Motorcyclists are, as an organic whole, better human beings than people who do not ride motorcycles.
Please do not be offended if you don’t ride a bike. It’s not as if we actually set out to be better people when we started riding. It just kinda happened as a consequence.
So the way to self-improvement for everyone is clear — buy a bike, and this is why you should…
We ride motorcycles, which are perfectly adequate transportation devices for single people and couples. We do not need to sit in climatically controlled mobile lounge-rooms that can seat four other adults (but usually don’t) when we travel or commute.
Thus we do not deplete the earth’s resources and pollute the atmosphere at the rate the self-centred, earth-haters who require a car to get to work do.
We do not care what religion you practice, or what god you bow your head to. We do not care if you’re fat (unless you’re a pillion, but that is a safety issue), bald, ugly, illiterate or French. We only care that you’re not a jerk. If you’re a jerk, then we will not like you. At all. But we will normally refrain from confronting you in a nasty way unless we have no other choice.
And all bets are off if we’re being loaded into an ambulance and swearing at you after you’ve hit us with your car.
Yes, we do have jerks that ride among us. No-one has yet drafted a law that prevents this. And on general principles, motorcycle salesmen are profiteering reptiles and will sell bikes to anyone who has money or a credit rating.
What they should do before handing over the keys, is take prospective buyers out for a beer and a chat. But since there isn’t a human being born who wants to go drinking with a motorcycle salesman, the whole sales paradigm is a closed loop.

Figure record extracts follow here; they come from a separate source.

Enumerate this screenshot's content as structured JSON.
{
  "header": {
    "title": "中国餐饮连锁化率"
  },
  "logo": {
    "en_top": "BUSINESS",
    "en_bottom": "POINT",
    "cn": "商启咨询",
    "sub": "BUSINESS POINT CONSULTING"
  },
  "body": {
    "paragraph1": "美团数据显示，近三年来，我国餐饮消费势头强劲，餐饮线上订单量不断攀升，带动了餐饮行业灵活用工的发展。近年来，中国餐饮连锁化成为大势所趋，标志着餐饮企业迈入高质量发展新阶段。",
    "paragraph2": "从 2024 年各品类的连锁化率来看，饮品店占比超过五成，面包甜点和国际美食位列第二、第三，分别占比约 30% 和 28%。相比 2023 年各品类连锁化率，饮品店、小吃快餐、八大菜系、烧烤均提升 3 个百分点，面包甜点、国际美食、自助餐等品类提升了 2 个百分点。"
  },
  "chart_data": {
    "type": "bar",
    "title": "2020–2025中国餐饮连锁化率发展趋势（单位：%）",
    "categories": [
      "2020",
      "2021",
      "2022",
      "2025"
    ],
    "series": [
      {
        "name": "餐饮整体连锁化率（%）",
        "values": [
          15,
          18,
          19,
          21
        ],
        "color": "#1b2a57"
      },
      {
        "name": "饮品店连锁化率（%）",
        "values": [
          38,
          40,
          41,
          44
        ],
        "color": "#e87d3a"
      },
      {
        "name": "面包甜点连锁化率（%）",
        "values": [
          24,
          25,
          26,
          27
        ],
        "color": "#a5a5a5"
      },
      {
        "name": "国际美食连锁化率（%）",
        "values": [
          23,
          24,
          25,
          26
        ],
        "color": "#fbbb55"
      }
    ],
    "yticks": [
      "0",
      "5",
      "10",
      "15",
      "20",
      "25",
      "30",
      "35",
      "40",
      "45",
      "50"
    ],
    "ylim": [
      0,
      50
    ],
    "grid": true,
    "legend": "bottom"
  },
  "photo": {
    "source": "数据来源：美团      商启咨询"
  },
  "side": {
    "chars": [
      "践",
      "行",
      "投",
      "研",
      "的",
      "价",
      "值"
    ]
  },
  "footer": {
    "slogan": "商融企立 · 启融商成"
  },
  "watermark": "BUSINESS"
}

So even though we know jerks ride among us, our tolerance is constantly extended to them, much as the olive branch of peace and acceptance has been extended by superior creatures to wild savages since time immemorial.
We will stop and help anyone who has broken down on the side of the road. Even if that someone is wearing a fluro vest. Even if you’re wearing a HOG patch, we will stop. We might immediately ride off again, but you can be sure we’ll tell someone of your plight at the very next town.
There is no doubt about that. The combination of courage, skill, leather, and bright shiny metallic objects that make a lot of noise is simply irresistible to both sexes the world over.
Let’s face it, people who ride bikes in tight leathers are sexy — even the chubby ones. And we all understand how the ever-present element of danger is arousing to everyone concerned.
People got very amorous during the London Blitz, not knowing if they would live to see the dawn. Motorcyclists are all about danger in that very same way. There are no guarantees when you set off for a ride, so it’s impossible for us not to emanate come-hither vibes.
If your bike looks like crap, we will tell you. If you screwed up a corner, we will tell you about that too. If it’s your shout and you’re a little slow off the mark, then we’ll let you know all about that.
We love to give things to people. Money, fluffy toys, old jackets, canned food — you name a charity and you tell us what it needs and we shall expend every effort to ensure those needs are met. Our search for charities that require donations of old tyres, used engine oil and bits of broken fairing is relentless.
Anyone who can repair a tyre with Silastic and sheep wool is the kind of anyone you want to be stranded on a desert island with.
We can repair fuel-injection systems with prayer, carburettors with rocks, and clutch plates with washers. We have been known to use urine for brake fluid, cereal boxes for gaskets and can construct entire working engines from fencing wire, duct tape and animal sacrifice.
You’re not a motorcyclist? Sucks to be you then.